Odd Sparrow and GOOD news!
The weather put a damper (pun intended) on me and Jeannette’s plans to go hawkwatching on our day off today, so instead we headed out for a morning of birding around Biddeford Pool.
Few passerines were moving overnight last night due to the southerly winds and fog, so the trees at East Point Sanctuary were rather quiet. A handful of warblers, mostly Yellow-rumped and Common Yellowthroats were around, and we did see a Yellow-billed Cuckoo – always a treat. A bright ochre sparrow in the weeds at the point may have been one of the interior subspecies of the Nelson’s Sharp-tailed Sparrow (I would be happy to email you my notes on that, if it is of interest, but I’ll avoid subjecting everyone else to the tedium of subspecific identification of little brown jobs!). I have sent my notes to a few other birders who may be more familiar with the interior subspecies of Neslon’s Sharp-tailed Sparrow (the subspecies that breeds here in Maine is Ammodramus nelsoni subvirgatus by the way). I like being stumped by the identification of a bird – it shows how much I need to learn!
A walk around the neighborhood produced little, other than quite a few more Common Yellowthroats, and a decent total of 5-6 House Wrens. A few White-throated Sparrows and a couple of Dark-eyed Juncos were sure signs fall is upon us.
As we walked Biddeford Pool beach, tallying shorebirds (mostly Sanderling and Semipalmated Sandpipers, but also including at least 40 White-rumped Sandpipers – the most I have seen in Maine so far this fall), a thunderstorm was slowly approaching, hidden by the dense fog.

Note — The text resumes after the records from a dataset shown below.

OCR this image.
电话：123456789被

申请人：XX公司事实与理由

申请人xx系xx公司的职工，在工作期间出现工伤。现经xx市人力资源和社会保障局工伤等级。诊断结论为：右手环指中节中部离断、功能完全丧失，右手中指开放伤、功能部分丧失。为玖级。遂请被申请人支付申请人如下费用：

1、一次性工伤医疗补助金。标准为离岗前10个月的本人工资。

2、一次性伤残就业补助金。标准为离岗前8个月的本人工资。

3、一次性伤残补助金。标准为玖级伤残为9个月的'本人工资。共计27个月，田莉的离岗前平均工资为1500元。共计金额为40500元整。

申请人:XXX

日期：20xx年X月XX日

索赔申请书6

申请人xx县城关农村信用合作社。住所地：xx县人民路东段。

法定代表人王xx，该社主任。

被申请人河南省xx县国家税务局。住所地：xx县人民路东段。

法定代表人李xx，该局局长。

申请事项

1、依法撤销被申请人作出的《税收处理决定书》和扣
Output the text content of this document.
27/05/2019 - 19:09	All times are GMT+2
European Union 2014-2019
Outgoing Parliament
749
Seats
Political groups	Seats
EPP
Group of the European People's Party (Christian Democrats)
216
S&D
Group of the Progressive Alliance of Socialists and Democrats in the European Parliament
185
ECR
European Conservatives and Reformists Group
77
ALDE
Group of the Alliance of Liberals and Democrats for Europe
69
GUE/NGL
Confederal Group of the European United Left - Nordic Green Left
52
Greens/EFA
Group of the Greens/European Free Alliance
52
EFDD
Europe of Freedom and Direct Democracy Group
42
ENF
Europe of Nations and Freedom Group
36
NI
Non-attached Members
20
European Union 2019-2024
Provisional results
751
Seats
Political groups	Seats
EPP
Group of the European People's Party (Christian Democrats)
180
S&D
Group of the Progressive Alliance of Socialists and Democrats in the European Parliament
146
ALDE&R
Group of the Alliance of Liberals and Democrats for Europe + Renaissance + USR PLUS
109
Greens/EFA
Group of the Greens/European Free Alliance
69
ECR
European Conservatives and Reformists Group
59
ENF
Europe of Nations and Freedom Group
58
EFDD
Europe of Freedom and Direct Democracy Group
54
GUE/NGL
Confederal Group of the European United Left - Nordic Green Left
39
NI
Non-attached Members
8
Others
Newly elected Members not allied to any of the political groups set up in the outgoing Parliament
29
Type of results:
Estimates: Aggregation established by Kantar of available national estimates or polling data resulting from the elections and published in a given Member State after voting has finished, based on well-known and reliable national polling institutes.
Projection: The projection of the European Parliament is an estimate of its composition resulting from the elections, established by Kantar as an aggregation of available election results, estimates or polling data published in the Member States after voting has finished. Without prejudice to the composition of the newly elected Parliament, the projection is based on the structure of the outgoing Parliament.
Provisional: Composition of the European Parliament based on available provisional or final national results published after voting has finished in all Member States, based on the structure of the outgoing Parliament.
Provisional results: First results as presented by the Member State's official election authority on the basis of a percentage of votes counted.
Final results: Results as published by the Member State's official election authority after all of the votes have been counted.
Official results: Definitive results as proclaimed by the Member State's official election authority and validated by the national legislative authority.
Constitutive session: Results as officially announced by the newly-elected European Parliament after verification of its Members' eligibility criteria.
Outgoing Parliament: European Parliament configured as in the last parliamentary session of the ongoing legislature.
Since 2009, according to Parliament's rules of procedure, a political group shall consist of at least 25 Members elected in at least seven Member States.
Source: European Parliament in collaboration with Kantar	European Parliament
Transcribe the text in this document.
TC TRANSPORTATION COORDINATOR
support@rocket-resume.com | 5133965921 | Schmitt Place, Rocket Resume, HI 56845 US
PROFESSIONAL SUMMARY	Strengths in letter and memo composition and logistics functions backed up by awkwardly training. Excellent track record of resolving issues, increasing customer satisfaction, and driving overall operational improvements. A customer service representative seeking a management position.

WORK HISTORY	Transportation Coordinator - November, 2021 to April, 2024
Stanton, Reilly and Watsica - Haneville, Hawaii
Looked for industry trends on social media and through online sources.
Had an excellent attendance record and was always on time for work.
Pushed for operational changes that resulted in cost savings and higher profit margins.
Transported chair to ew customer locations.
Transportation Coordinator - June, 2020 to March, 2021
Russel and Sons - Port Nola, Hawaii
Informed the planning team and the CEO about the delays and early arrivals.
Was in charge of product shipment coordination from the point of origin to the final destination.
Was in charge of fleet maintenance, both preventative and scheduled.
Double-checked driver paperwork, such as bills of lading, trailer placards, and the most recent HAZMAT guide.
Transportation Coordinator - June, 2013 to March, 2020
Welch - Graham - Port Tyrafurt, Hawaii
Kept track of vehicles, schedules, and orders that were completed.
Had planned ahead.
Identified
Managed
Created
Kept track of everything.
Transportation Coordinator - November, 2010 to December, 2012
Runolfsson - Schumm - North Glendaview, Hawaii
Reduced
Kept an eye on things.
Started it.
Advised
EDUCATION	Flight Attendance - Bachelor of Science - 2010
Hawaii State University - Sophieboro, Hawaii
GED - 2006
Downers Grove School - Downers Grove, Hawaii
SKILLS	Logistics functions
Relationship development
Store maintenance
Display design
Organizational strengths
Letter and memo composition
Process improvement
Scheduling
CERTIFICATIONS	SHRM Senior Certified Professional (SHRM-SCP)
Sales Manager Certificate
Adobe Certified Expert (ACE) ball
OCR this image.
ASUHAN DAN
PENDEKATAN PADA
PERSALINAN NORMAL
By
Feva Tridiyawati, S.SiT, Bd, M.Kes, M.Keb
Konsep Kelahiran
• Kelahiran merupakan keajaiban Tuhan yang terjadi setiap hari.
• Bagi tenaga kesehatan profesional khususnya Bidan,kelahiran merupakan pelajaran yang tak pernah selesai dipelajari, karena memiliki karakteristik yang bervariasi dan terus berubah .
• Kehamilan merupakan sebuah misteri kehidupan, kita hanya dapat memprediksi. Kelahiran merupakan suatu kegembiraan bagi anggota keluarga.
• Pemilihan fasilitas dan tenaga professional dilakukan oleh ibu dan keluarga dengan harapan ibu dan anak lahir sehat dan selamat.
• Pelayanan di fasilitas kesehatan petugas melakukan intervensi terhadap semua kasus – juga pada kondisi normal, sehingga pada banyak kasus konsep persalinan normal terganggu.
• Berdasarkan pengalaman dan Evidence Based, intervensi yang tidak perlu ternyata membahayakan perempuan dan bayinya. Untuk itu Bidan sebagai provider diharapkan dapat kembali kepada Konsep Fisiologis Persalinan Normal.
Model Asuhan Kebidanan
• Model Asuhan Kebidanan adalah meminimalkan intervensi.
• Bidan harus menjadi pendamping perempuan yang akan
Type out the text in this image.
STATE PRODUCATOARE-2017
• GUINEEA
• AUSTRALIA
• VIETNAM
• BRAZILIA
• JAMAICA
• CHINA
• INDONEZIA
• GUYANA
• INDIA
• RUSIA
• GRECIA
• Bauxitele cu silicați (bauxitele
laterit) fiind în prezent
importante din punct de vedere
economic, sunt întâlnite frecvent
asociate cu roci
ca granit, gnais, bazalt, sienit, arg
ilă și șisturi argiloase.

When the drizzle became larger, heavier, and steadier drops, and the wind picked up, and the thunder crashed, we quickly realized standing on the beach holding a metal tripod was probably not the best thing to be doing. Double-timing it back to the car, we were rather wet, but just made it before the skies really opened up.
Tomorrow I head to Monhegan Island for two days – one spent guiding two clients, other on my own. I have very much been looking forward to this trip since it was booked a couple of months ago. It is prime time for birding on Monhegan – one of the best places in the state to find rarities!
But, I’ll leave you today with a bit of good news. The hazardous of migration through the Eastern Megapolis are innumerable, but at least one leg just got a little safer as New York City is turning out the lights!